Posted: Fri Jan 21, 2011 7:06 pm
by BdMO
div geo.png
div geo.png (6.95KiB)Viewed 9265 times
In the figure above $AD = 4, AB = 3$ and $CD = 9$. What is the area of triangle $\triangle AEC$?

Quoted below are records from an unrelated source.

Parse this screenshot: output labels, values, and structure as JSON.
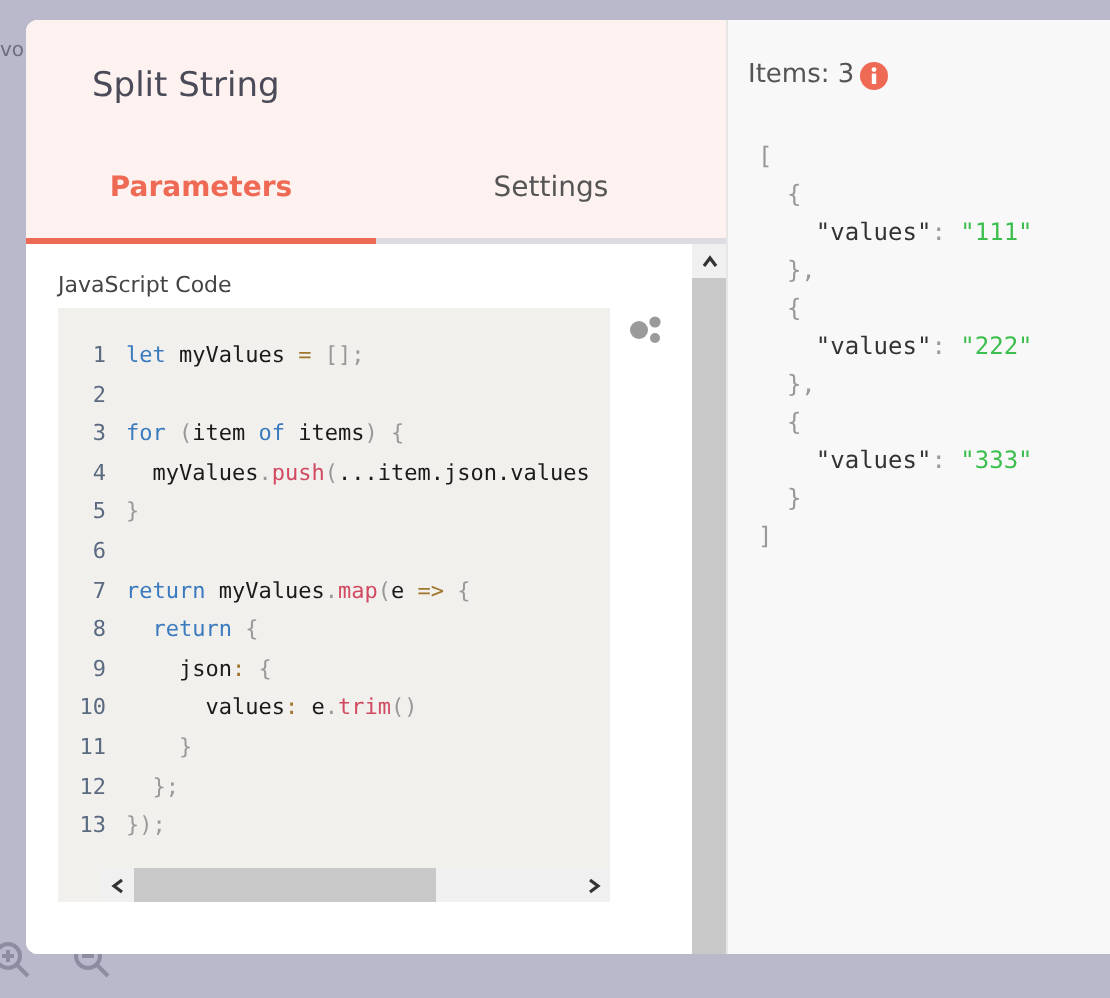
{
  "background_text": "vo",
  "node": {
    "title": "Split String"
  },
  "tabs": [
    {
      "label": "Parameters",
      "selected": true
    },
    {
      "label": "Settings",
      "selected": false
    }
  ],
  "field": {
    "label": "JavaScript Code"
  },
  "code_lines": [
    {
      "number": "1",
      "tokens": [
        {
          "text": "let",
          "kind": "keyword"
        },
        {
          "text": " myValues ",
          "kind": "plain"
        },
        {
          "text": "=",
          "kind": "operator"
        },
        {
          "text": " [];",
          "kind": "punct"
        }
      ]
    },
    {
      "number": "2"
    },
    {
      "number": "3",
      "tokens": [
        {
          "text": "for",
          "kind": "keyword"
        },
        {
          "text": " (",
          "kind": "punct"
        },
        {
          "text": "item ",
          "kind": "plain"
        },
        {
          "text": "of",
          "kind": "keyword"
        },
        {
          "text": " items",
          "kind": "plain"
        },
        {
          "text": ") {",
          "kind": "punct"
        }
      ]
    },
    {
      "number": "4",
      "tokens": [
        {
          "text": "  myValues",
          "kind": "plain"
        },
        {
          "text": ".",
          "kind": "punct"
        },
        {
          "text": "push",
          "kind": "method"
        },
        {
          "text": "(",
          "kind": "punct"
        },
        {
          "text": "...item.json.values",
          "kind": "plain"
        }
      ]
    },
    {
      "number": "5",
      "tokens": [
        {
          "text": "}",
          "kind": "punct"
        }
      ]
    },
    {
      "number": "6"
    },
    {
      "number": "7",
      "tokens": [
        {
          "text": "return",
          "kind": "keyword"
        },
        {
          "text": " myValues",
          "kind": "plain"
        },
        {
          "text": ".",
          "kind": "punct"
        },
        {
          "text": "map",
          "kind": "method"
        },
        {
          "text": "(",
          "kind": "punct"
        },
        {
          "text": "e ",
          "kind": "plain"
        },
        {
          "text": "=>",
          "kind": "operator"
        },
        {
          "text": " {",
          "kind": "punct"
        }
      ]
    },
    {
      "number": "8",
      "tokens": [
        {
          "text": "  return",
          "kind": "keyword"
        },
        {
          "text": " {",
          "kind": "punct"
        }
      ]
    },
    {
      "number": "9",
      "tokens": [
        {
          "text": "    json",
          "kind": "plain"
        },
        {
          "text": ":",
          "kind": "operator"
        },
        {
          "text": " {",
          "kind": "punct"
        }
      ]
    },
    {
      "number": "10",
      "tokens": [
        {
          "text": "      values",
          "kind": "plain"
        },
        {
          "text": ":",
          "kind": "operator"
        },
        {
          "text": " e",
          "kind": "plain"
        },
        {
          "text": ".",
          "kind": "punct"
        },
        {
          "text": "trim",
          "kind": "method"
        },
        {
          "text": "()",
          "kind": "punct"
        }
      ]
    },
    {
      "number": "11",
      "tokens": [
        {
          "text": "    }",
          "kind": "punct"
        }
      ]
    },
    {
      "number": "12",
      "tokens": [
        {
          "text": "  };",
          "kind": "punct"
        }
      ]
    },
    {
      "number": "13",
      "tokens": [
        {
          "text": "});",
          "kind": "punct"
        }
      ]
    }
  ],
  "output": {
    "count_label": "Items: 3",
    "lines": [
      {
        "tokens": [
          {
            "text": "[",
            "kind": "punct"
          }
        ]
      },
      {
        "tokens": [
          {
            "text": "  {",
            "kind": "punct"
          }
        ]
      },
      {
        "tokens": [
          {
            "text": "    \"values\"",
            "kind": "key"
          },
          {
            "text": ": ",
            "kind": "punct"
          },
          {
            "text": "\"111\"",
            "kind": "string"
          }
        ]
      },
      {
        "tokens": [
          {
            "text": "  },",
            "kind": "punct"
          }
        ]
      },
      {
        "tokens": [
          {
            "text": "  {",
            "kind": "punct"
          }
        ]
      },
      {
        "tokens": [
          {
            "text": "    \"values\"",
            "kind": "key"
          },
          {
            "text": ": ",
            "kind": "punct"
          },
          {
            "text": "\"222\"",
            "kind": "string"
          }
        ]
      },
      {
        "tokens": [
          {
            "text": "  },",
            "kind": "punct"
          }
        ]
      },
      {
        "tokens": [
          {
            "text": "  {",
            "kind": "punct"
          }
        ]
      },
      {
        "tokens": [
          {
            "text": "    \"values\"",
            "kind": "key"
          },
          {
            "text": ": ",
            "kind": "punct"
          },
          {
            "text": "\"333\"",
            "kind": "string"
          }
        ]
      },
      {
        "tokens": [
          {
            "text": "  }",
            "kind": "punct"
          }
        ]
      },
      {
        "tokens": [
          {
            "text": "]",
            "kind": "punct"
          }
        ]
      }
    ]
  }
}
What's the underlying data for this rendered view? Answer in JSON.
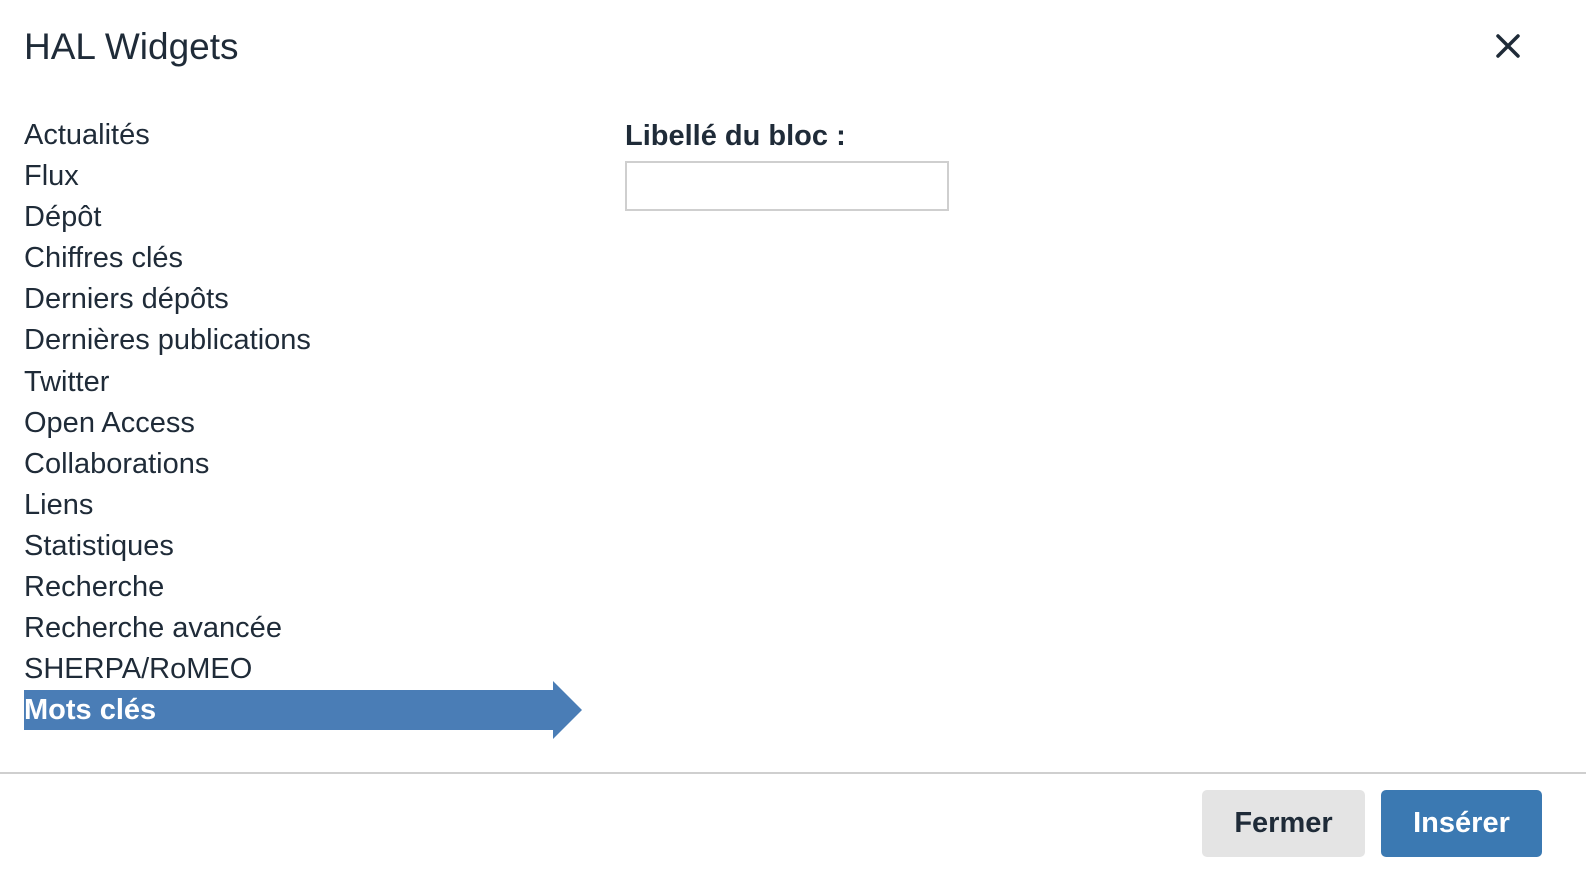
{
  "dialog": {
    "title": "HAL Widgets",
    "close_icon": "close-icon"
  },
  "widgets": {
    "items": [
      {
        "label": "Actualités"
      },
      {
        "label": "Flux"
      },
      {
        "label": "Dépôt"
      },
      {
        "label": "Chiffres clés"
      },
      {
        "label": "Derniers dépôts"
      },
      {
        "label": "Dernières publications"
      },
      {
        "label": "Twitter"
      },
      {
        "label": "Open Access"
      },
      {
        "label": "Collaborations"
      },
      {
        "label": "Liens"
      },
      {
        "label": "Statistiques"
      },
      {
        "label": "Recherche"
      },
      {
        "label": "Recherche avancée"
      },
      {
        "label": "SHERPA/RoMEO"
      },
      {
        "label": "Mots clés"
      }
    ],
    "selected": "Mots clés",
    "selected_color": "#4a7db6"
  },
  "form": {
    "block_label": "Libellé du bloc :",
    "block_value": ""
  },
  "footer": {
    "close_label": "Fermer",
    "insert_label": "Insérer",
    "insert_color": "#3b79b2"
  }
}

Re: Dhaka Secondary 2010/7

Posted: Tue Feb 01, 2011 11:40 pm
by Moon
It's not that hard; come on guys!

Re: Dhaka Secondary 2010/7

Posted: Tue Feb 01, 2011 11:43 pm
by leonardo shawon
I'm working on it. We just need to find the AE?!"

Re: Dhaka Secondary 2010/7

Posted: Tue Feb 01, 2011 11:46 pm
by Tahmid Hasan
$$\frac{9}{2}$$ i guess.i just used similar triangle properties and Pythagoras :D

Re: Dhaka Secondary 2010/7

Posted: Sun Sep 02, 2012 4:57 pm
by Labib
As $AB || CD$ and $\angle DAB=\angle ADC = 90^{\circ}$,
$\angle ABC = \angle DCB$.
Thus, $\Delta ABE \sim \Delta CDE$.
As $AE:DE = AB:CD = 3:9 = 1:3$,
$DE = 3$.
Therefore, $(ACE) = (ACD) - (CDE) = \frac {4.9}2 - \frac {3.9}2 = \frac 92$.